Лавровы. Высокомерие – самая омерзительная для меня человеческая черта, но нужно признать, что для человека, запродавшего Марксу все права на бывшие и будущие произведения (говорят, это стоит чуть ли не шестьдесят тысяч), он держится ещё более-менее прилично. Жена его совершенно неинтересна и влюблена в него по уши.

Корвин. То, чего я ждал.

Фишер. Человек загадочный и непонятный. Я думал, что незнаком с ним совершенно, но вышучивая его за столом, вспомнил, что мне рассказывал о нём Волк-Карачевский. Черниговские эсеры – вообще странная публика, тот же Волк – домовладелец и даже, кажется, помещик. Фишер у него на квартире собирал бомбы для киевской дружины. Дело это, как мне отлично известно, опасное и требующее хладнокровия, каковым Фишер на первый взгляд не обладает совершенно. Кроме того, не может быть хорошим бомбистом человек, столь неряшливый внешне.

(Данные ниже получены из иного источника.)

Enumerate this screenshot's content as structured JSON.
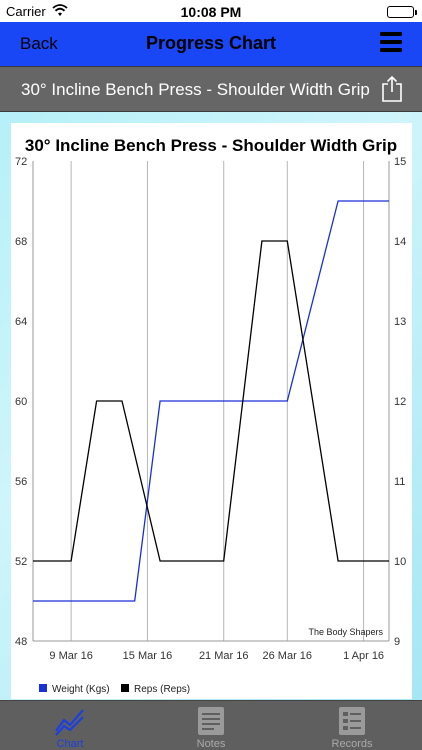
{
  "status_bar": {
    "carrier": "Carrier",
    "time": "10:08 PM",
    "battery_level": 1.0
  },
  "nav": {
    "back_label": "Back",
    "title": "Progress Chart"
  },
  "exercise_title": "30° Incline Bench Press - Shoulder Width Grip",
  "tabs": [
    {
      "label": "Chart",
      "icon": "chart-icon",
      "active": true
    },
    {
      "label": "Notes",
      "icon": "notes-icon",
      "active": false
    },
    {
      "label": "Records",
      "icon": "records-icon",
      "active": false
    }
  ],
  "chart_data": {
    "type": "line",
    "title": "30° Incline Bench Press - Shoulder Width Grip",
    "watermark": "The Body Shapers",
    "x_ticks": [
      "9 Mar 16",
      "15 Mar 16",
      "21 Mar 16",
      "26 Mar 16",
      "1 Apr 16"
    ],
    "x_range": [
      "6 Mar 16",
      "3 Apr 16"
    ],
    "y_left": {
      "range": [
        48,
        72
      ],
      "ticks": [
        "48",
        "52",
        "56",
        "60",
        "64",
        "68",
        "72"
      ]
    },
    "y_right": {
      "range": [
        9,
        15
      ],
      "ticks": [
        "9",
        "10",
        "11",
        "12",
        "13",
        "14",
        "15"
      ]
    },
    "grid": "vertical",
    "legend_position": "bottom-left",
    "series": [
      {
        "name": "Weight (Kgs)",
        "color": "#1a2fd6",
        "axis": "left",
        "points": [
          [
            "6 Mar 16",
            50
          ],
          [
            "14 Mar 16",
            50
          ],
          [
            "16 Mar 16",
            60
          ],
          [
            "18 Mar 16",
            60
          ],
          [
            "26 Mar 16",
            60
          ],
          [
            "30 Mar 16",
            70
          ],
          [
            "3 Apr 16",
            70
          ]
        ]
      },
      {
        "name": "Reps (Reps)",
        "color": "#000000",
        "axis": "right",
        "points": [
          [
            "6 Mar 16",
            10
          ],
          [
            "9 Mar 16",
            10
          ],
          [
            "11 Mar 16",
            12
          ],
          [
            "13 Mar 16",
            12
          ],
          [
            "16 Mar 16",
            10
          ],
          [
            "18 Mar 16",
            10
          ],
          [
            "21 Mar 16",
            10
          ],
          [
            "24 Mar 16",
            14
          ],
          [
            "26 Mar 16",
            14
          ],
          [
            "30 Mar 16",
            10
          ],
          [
            "3 Apr 16",
            10
          ]
        ]
      }
    ]
  }
}
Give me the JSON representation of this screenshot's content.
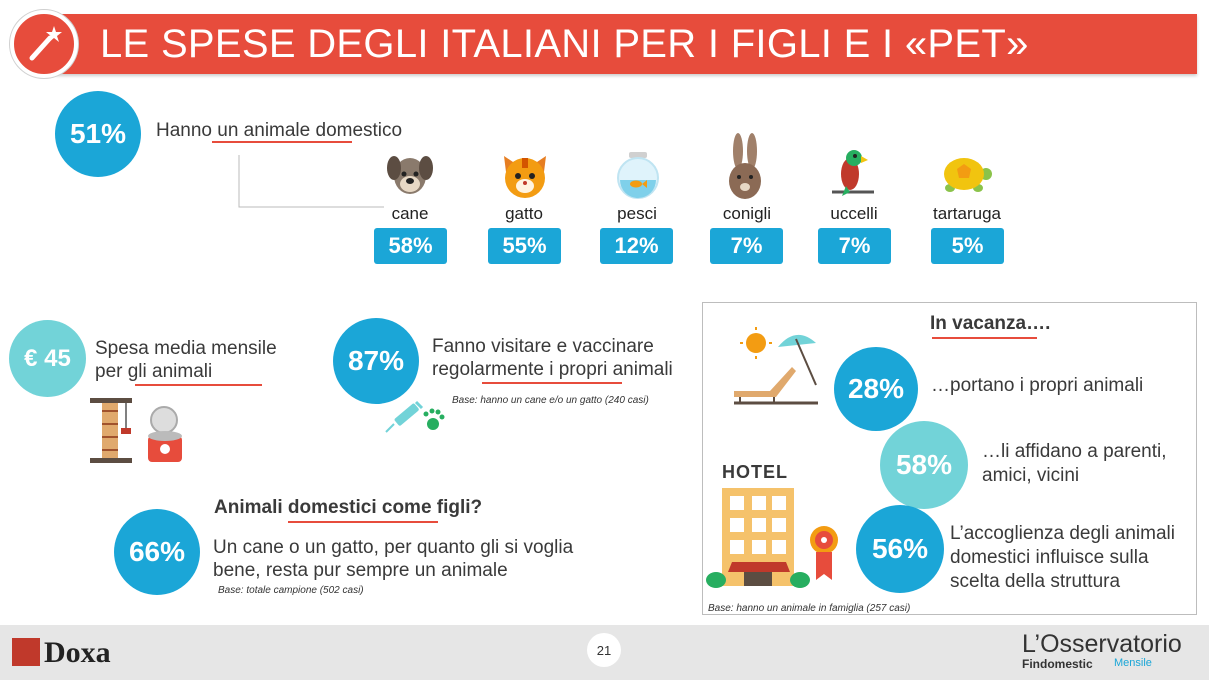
{
  "header": {
    "title": "LE SPESE DEGLI ITALIANI PER I FIGLI E I «PET»",
    "icon": "magic-wand-icon"
  },
  "pets": {
    "percent": "51%",
    "label": "Hanno un animale domestico",
    "items": [
      {
        "name": "cane",
        "value": "58%",
        "icon": "dog-icon"
      },
      {
        "name": "gatto",
        "value": "55%",
        "icon": "cat-icon"
      },
      {
        "name": "pesci",
        "value": "12%",
        "icon": "fishbowl-icon"
      },
      {
        "name": "conigli",
        "value": "7%",
        "icon": "rabbit-icon"
      },
      {
        "name": "uccelli",
        "value": "7%",
        "icon": "parrot-icon"
      },
      {
        "name": "tartaruga",
        "value": "5%",
        "icon": "turtle-icon"
      }
    ]
  },
  "spending": {
    "value": "€ 45",
    "line1": "Spesa media mensile",
    "line2": "per gli animali"
  },
  "vet": {
    "percent": "87%",
    "line1": "Fanno visitare e vaccinare",
    "line2": "regolarmente i propri animali",
    "base": "Base: hanno un cane e/o un gatto (240 casi)"
  },
  "children": {
    "title": "Animali domestici come figli?",
    "percent": "66%",
    "line1": "Un cane o un gatto, per quanto gli si voglia",
    "line2": "bene, resta pur sempre un animale",
    "base": "Base: totale campione (502 casi)"
  },
  "vacation": {
    "title": "In vacanza….",
    "items": [
      {
        "percent": "28%",
        "line1": "…portano i propri animali",
        "line2": "",
        "line3": ""
      },
      {
        "percent": "58%",
        "line1": "…li affidano a parenti,",
        "line2": "amici, vicini",
        "line3": ""
      },
      {
        "percent": "56%",
        "line1": "L’accoglienza degli animali",
        "line2": "domestici influisce sulla",
        "line3": "scelta della struttura"
      }
    ],
    "hotel_sign": "HOTEL",
    "base": "Base: hanno un animale in famiglia (257 casi)"
  },
  "footer": {
    "page": "21",
    "left_logo": "Doxa",
    "right_logo_main": "L’Osservatorio",
    "right_logo_sub": "Findomestic",
    "right_logo_tag": "Mensile"
  },
  "colors": {
    "red": "#e74c3c",
    "blue": "#1ba6d7",
    "teal": "#72d3d8"
  }
}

(Листочек в осьмушку, вклеенный гораздо позднее: «Поразительно, как бывает точным самое первое, самое поверхностное впечатление».)

Генеральша. Невероятно, как за три четверти часа беседы человек может нагромоздить столько лжи, как легко опровергаемой (не может мать С. Б. ничего не знать про Склярова), так и более тонкой (про Корвина). Образ доброй бабушки ей, безусловно, очень к лицу, а вот почему она всё время врёт – это вопрос.

Шубин. Неинтересно. Во всяком случае пока. В пятом году я бы его с удовольствием эксанул, разумеется, но сейчас к подобного рода публике я не испытываю уже никаких чувств: ни любопытства, ни ненависти, ни, разумеется, почтения.

С Тером всё ясно.

Десять лет назад, в ночь с 1 на 2/VIII 1898 я записал в дневнике следующее:

«Моральный ужас рукоблудия полностью искупается достигаемым физическим восторгом. То же, очевидно, касается и цареубийства».

12. Золотая рыбка, выскользнувшая из сети

– Более меня тут ничего не держит. Стоит проживать восемь франков в день, не считая табльдота, и глазеть с утра до ночи на эти горы – глазеть, замечу, из окна, ибо погода, кажется, и не думает налаживаться.

– О, да – совершенно не могу писать ничего, кроме тумана.

– Вот видишь. А меж тем, если завтра – ну хорошо, послезавтра, мы сядем в дилижанс до Эгля, то утром в среду будем уже в Турине.

– И что же нам делать в этом Турине?